The increasing endeavors of infringers to divert into their own pockets some of the proceeds arising from the marketing of the devices covered by Edison's inventions on these latter lines, necessitated the institution by him, some years ago, of a legal department which, as in the case of the light inventions, was designed to consolidate all law and expert work and place it under the management of a general counsel. The department is of considerable extent, including a number of resident and other associate counsel, and a general office staff, all of whom are constantly engaged from day to day in patent litigation and other legal work necessary to protect the Edison interests. Through their labors the old story is reiterated in the contesting of approximate but conflicting claims, the never- ending effort to suppress infringement, and the destruction as far as possible of the commercial pirates who set sail upon the seas of all successful enterprises. The details, circumstances, and technical questions are, of course, different from those relating to other classes of inventions, and although there has been no cause celebre concerning the phonograph and motion-picture patents, the contention is as sharp and strenuous as it was in the cases relating to electric lighting and heavy current technics.

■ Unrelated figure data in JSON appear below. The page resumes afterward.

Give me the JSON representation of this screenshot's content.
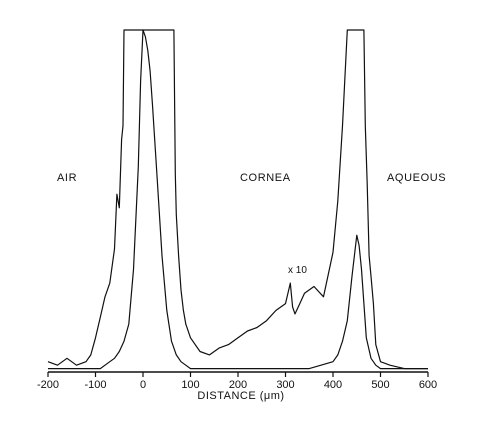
{
  "chart_data": {
    "type": "line",
    "title": "",
    "xlabel": "DISTANCE (μm)",
    "ylabel": "",
    "xlim": [
      -200,
      600
    ],
    "ylim": [
      0,
      100
    ],
    "x_ticks": [
      "-200",
      "-100",
      "0",
      "100",
      "200",
      "300",
      "400",
      "500",
      "600"
    ],
    "grid": false,
    "legend": "none",
    "region_labels": [
      "AIR",
      "CORNEA",
      "AQUEOUS"
    ],
    "annotation": "x 10",
    "colors": {
      "line": "#111111",
      "background": "#ffffff"
    },
    "series": [
      {
        "x": [
          -200,
          -170,
          -150,
          -140,
          -130,
          -120,
          -110,
          -100,
          -90,
          -80,
          -70,
          -60,
          -50,
          -40,
          -30,
          -20,
          -10,
          -5,
          0,
          5,
          10,
          15,
          20,
          30,
          40,
          50,
          60,
          70,
          80,
          90,
          100,
          150,
          200,
          250,
          300,
          350,
          400,
          410,
          420,
          430,
          440,
          450,
          455,
          460,
          465,
          470,
          480,
          490,
          500,
          550,
          600
        ],
        "y": [
          1,
          1,
          1,
          1,
          1,
          1,
          1,
          1,
          1,
          2,
          3,
          4,
          6,
          9,
          14,
          30,
          60,
          85,
          100,
          98,
          94,
          88,
          78,
          56,
          34,
          18,
          9,
          5,
          3,
          2,
          1,
          1,
          1,
          1,
          1,
          1,
          3,
          5,
          9,
          15,
          28,
          40,
          37,
          30,
          20,
          10,
          4,
          2,
          1,
          1,
          1
        ]
      },
      {
        "x": [
          -200,
          -180,
          -160,
          -140,
          -120,
          -110,
          -100,
          -90,
          -80,
          -70,
          -60,
          -55,
          -50,
          -45,
          -42,
          -40,
          -35,
          -30,
          -25,
          0,
          60,
          65,
          68,
          70,
          75,
          80,
          85,
          90,
          100,
          120,
          140,
          160,
          180,
          200,
          220,
          240,
          260,
          280,
          300,
          310,
          315,
          320,
          330,
          340,
          360,
          380,
          400,
          410,
          420,
          430,
          440,
          445,
          465,
          468,
          472,
          476,
          480,
          485,
          490,
          500,
          520,
          550,
          600
        ],
        "y": [
          3,
          2,
          4,
          2,
          3,
          5,
          10,
          16,
          22,
          26,
          36,
          52,
          48,
          68,
          72,
          100,
          100,
          100,
          100,
          100,
          100,
          100,
          58,
          46,
          34,
          24,
          18,
          14,
          10,
          6,
          5,
          7,
          8,
          10,
          12,
          13,
          15,
          18,
          20,
          26,
          19,
          17,
          20,
          23,
          25,
          22,
          35,
          50,
          72,
          100,
          100,
          100,
          100,
          72,
          55,
          34,
          28,
          20,
          8,
          3,
          2,
          1,
          1
        ]
      }
    ]
  }
}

Mr. Edison's storage battery and the poured cement house have not yet reached the stage of great commercial enterprises, and therefore have not yet risen to the dignity of patent litigation. If, however, the experience of past years is any criterion, there will probably come a time in the future when, despite present widely expressed incredulity and contemptuous sniffs of unbelief in the practicability of his ideas in these directions, ultimate success will give rise to a series of hotly contested legal conflicts such as have signalized the practical outcome of his past efforts in other lines.

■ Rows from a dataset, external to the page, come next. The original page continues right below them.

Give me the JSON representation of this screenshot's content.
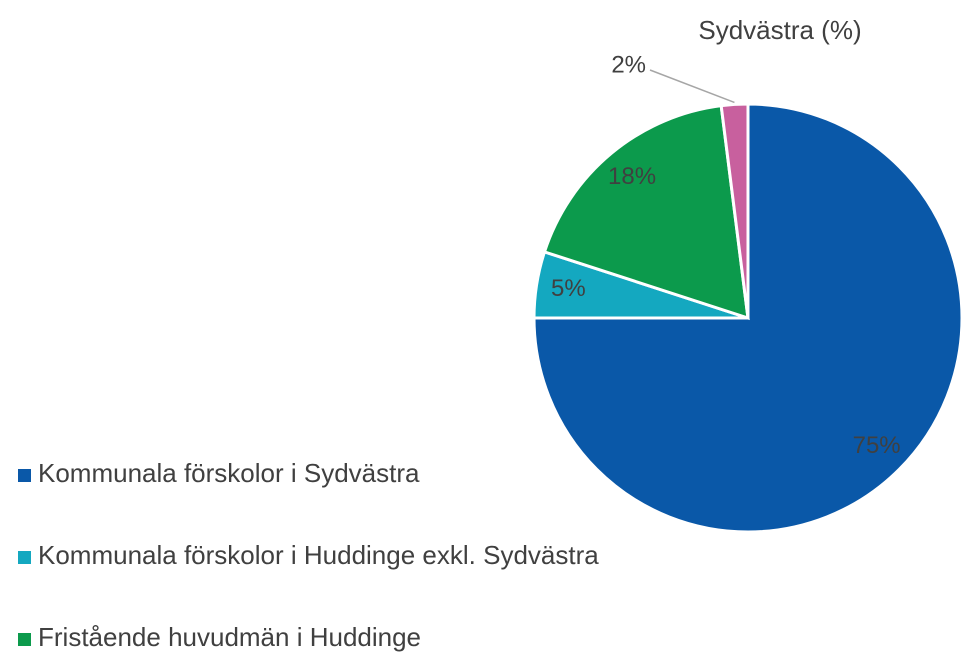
{
  "chart_data": {
    "type": "pie",
    "title": "Sydvästra (%)",
    "categories": [
      "Kommunala förskolor i Sydvästra",
      "Kommunala förskolor i Huddinge exkl. Sydvästra",
      "Fristående huvudmän i Huddinge",
      null
    ],
    "values": [
      75,
      5,
      18,
      2
    ],
    "value_labels": [
      "75%",
      "5%",
      "18%",
      "2%"
    ],
    "colors": [
      "#0a58a8",
      "#14a8c0",
      "#0c9a4c",
      "#c8609e"
    ]
  }
}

When it is considered what Edison has done, what the sum and substance of his contributions to human comfort and happiness have been, the results, as measured by legal success, have been pitiable. With the exception of the favorable decision on the incandescent lamp filament patent, coming so late, however, that but little practical good was accomplished, the reader may search the law-books in vain for a single decision squarely and fairly sustaining a single patent of first order. There never was a monopoly in incandescent electric lighting, and even from the earliest days competitors and infringers were in the field reaping the benefits, and though defeated in the end, paying not a cent of tribute. The market was practically as free and open as if no patent existed. There never was a monopoly in the phonograph; practically all of the vital inventions were deliberately appropriated by others, and the inventor was laughed at for his pains. Even so beautiful a process as that for the duplication of phonograph records was solemnly held by a Federal judge as lacking invention --as being obvious to any one. The mere fact that Edison spent years of his life in developing that process counted for nothing.

The invention of the three-wire system, which, when it was first announced as saving over 60 per cent. of copper in the circuits, was regarded as an utter impossibility--this patent was likewise held by a Federal judge to be lacking in invention. In the motion- picture art, infringements began with its very birth, and before the inevitable litigation could be terminated no less than ten competitors were in the field, with whom compromises had to be made.